Kerala has always been on the top when it comes to education. The state with the maximum literate citizens in the country at present is having a finger-in-fire experience. The education system in the state has been appreciated for years as government schools in the state performed better than the celebrated private schools in public examinations. However, the disparity between the rich and the poor has widened in the public education system in the state. The pandemic is spreading across the landscape of the state so rampantly that the state government has failed to contain it. Millions of its citizens working in the Middle East and Europe want to return to the state. The state government, though vocal and confident in the beginning to bring back its people, went back from its promise sheepishly.
Schools in Kerala used to start their academic session on 1 June every year. But the situation being unsafe, the government decided to start online classes on 1 June itself, expecting all the students to participate in the classes.

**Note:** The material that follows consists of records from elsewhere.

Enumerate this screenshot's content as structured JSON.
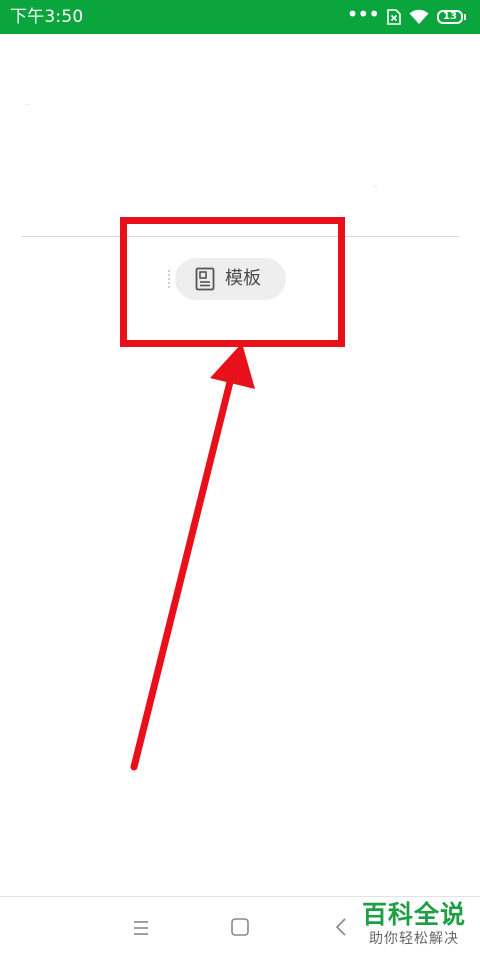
{
  "status_bar": {
    "time": "下午3:50",
    "battery_level": "13",
    "icons": [
      "more-dots-icon",
      "sim-off-icon",
      "wifi-icon",
      "battery-icon"
    ],
    "background_color": "#0aa53c"
  },
  "editor": {
    "template_button": {
      "label": "模板",
      "icon": "template-document-icon"
    }
  },
  "annotation": {
    "highlight_color": "#e8101a",
    "elements": [
      "highlight-box",
      "arrow"
    ]
  },
  "nav_bar": {
    "icons": [
      "menu-icon",
      "home-icon",
      "back-icon"
    ]
  },
  "watermark": {
    "title": "百科全说",
    "subtitle": "助你轻松解决"
  }
}
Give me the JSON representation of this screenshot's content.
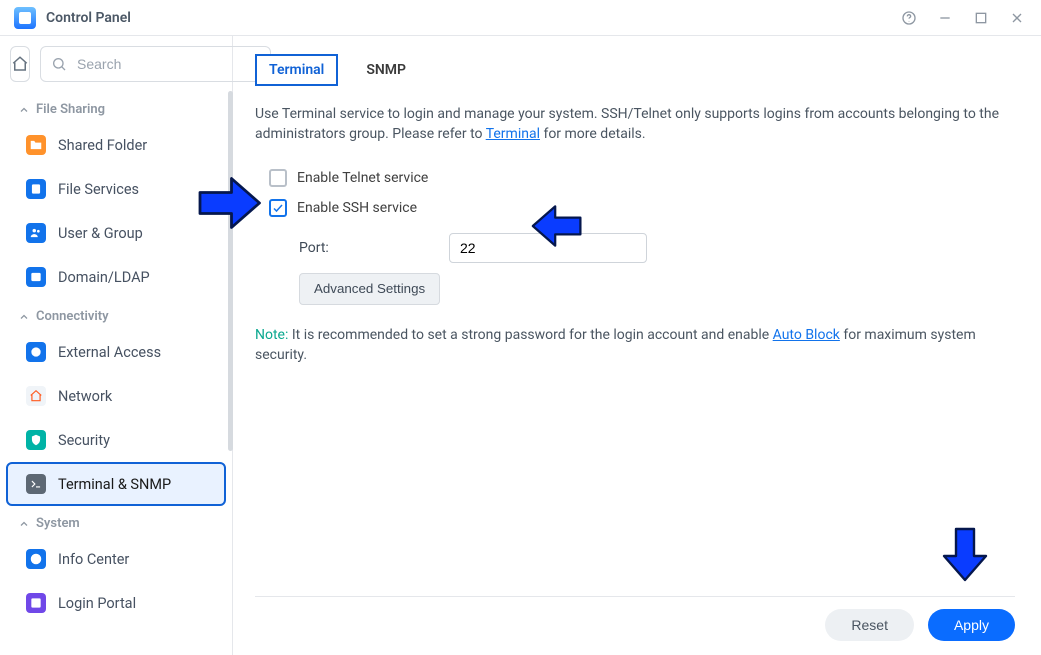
{
  "window": {
    "title": "Control Panel"
  },
  "search": {
    "placeholder": "Search"
  },
  "sections": {
    "file_sharing": "File Sharing",
    "connectivity": "Connectivity",
    "system": "System"
  },
  "sidebar": {
    "shared_folder": "Shared Folder",
    "file_services": "File Services",
    "user_group": "User & Group",
    "domain_ldap": "Domain/LDAP",
    "external_access": "External Access",
    "network": "Network",
    "security": "Security",
    "terminal_snmp": "Terminal & SNMP",
    "info_center": "Info Center",
    "login_portal": "Login Portal"
  },
  "tabs": {
    "terminal": "Terminal",
    "snmp": "SNMP"
  },
  "intro": {
    "text_a": "Use Terminal service to login and manage your system. SSH/Telnet only supports logins from accounts belonging to the administrators group. Please refer to ",
    "link": "Terminal",
    "text_b": " for more details."
  },
  "form": {
    "enable_telnet": {
      "label": "Enable Telnet service",
      "checked": false
    },
    "enable_ssh": {
      "label": "Enable SSH service",
      "checked": true
    },
    "port_label": "Port:",
    "port_value": "22",
    "advanced": "Advanced Settings"
  },
  "note": {
    "label": "Note:",
    "text_a": " It is recommended to set a strong password for the login account and enable ",
    "link": "Auto Block",
    "text_b": " for maximum system security."
  },
  "footer": {
    "reset": "Reset",
    "apply": "Apply"
  }
}
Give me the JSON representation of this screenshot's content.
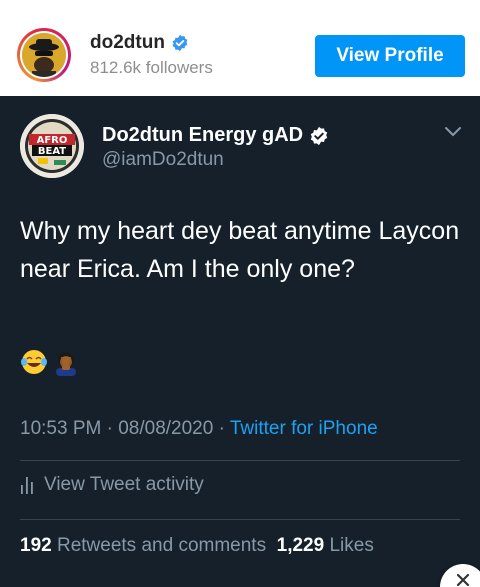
{
  "instagram": {
    "username": "do2dtun",
    "followers": "812.6k followers",
    "view_profile_label": "View Profile",
    "colors": {
      "button": "#0095f6"
    }
  },
  "tweet": {
    "display_name": "Do2dtun Energy gAD",
    "handle": "@iamDo2dtun",
    "avatar_text": [
      "AFRO",
      "BEAT"
    ],
    "text": "Why my heart dey beat anytime Laycon near Erica. Am I the only one?",
    "emojis": [
      "face-with-tears-of-joy",
      "person-facepalming"
    ],
    "time": "10:53 PM",
    "date": "08/08/2020",
    "source": "Twitter for iPhone",
    "activity_label": "View Tweet activity",
    "retweets_count": "192",
    "retweets_label": "Retweets and comments",
    "likes_count": "1,229",
    "likes_label": "Likes",
    "colors": {
      "background": "#15202b",
      "secondary": "#8899a6",
      "link": "#1da1f2"
    }
  }
}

Devika was an intelligent girl from Malappuram district of the state. She was studying in Class 9 in a government school. The girl became silent and gloomy on the day the online classes began. She complained to her father about the television in the house, which was nonfunctional and needed repair. Her father being a manual worker could not afford to repair the television with no work and money during the lockdown period.
He tried to pacify his daughter by saying that in two days he would manage to repair the television. The family did not have a smartphone to access the class. The girl was deeply disheartened and felt that she had no future in a world where televisions and smartphones have conquered the teaching-learning process. Living in her small hut-like house, she saw only darkness and a bleak future ahead. She emptied a can of kerosene on her and set herself ablaze.
Her parents, after searching for their lovely daughter, found her charred body near an abandoned building in the neighborhood.
Keeping pace with the new normal will be difficult for many. Devika was one among them. There are many poor children who are totally helpless with no access to such learning gadgets. The state government failed to know the ground reality as it is estimated that about five lakh students in the state do not have televisions or smartphones for their online learning.
Well before the beginning of the online classes, the government should have counselled the parents and students and should also have known the facilities available with poor families. The government slammed the students with online learning without adequate preparedness, and many students are not able to access it.
Every child in the country has the right to learn – it doesn’t matter if it is classroom learning or online learning. By implementing new learning systems, the government should not crush the dreams of poor children. Every child has a dream – a dream to be nurtured and cherished.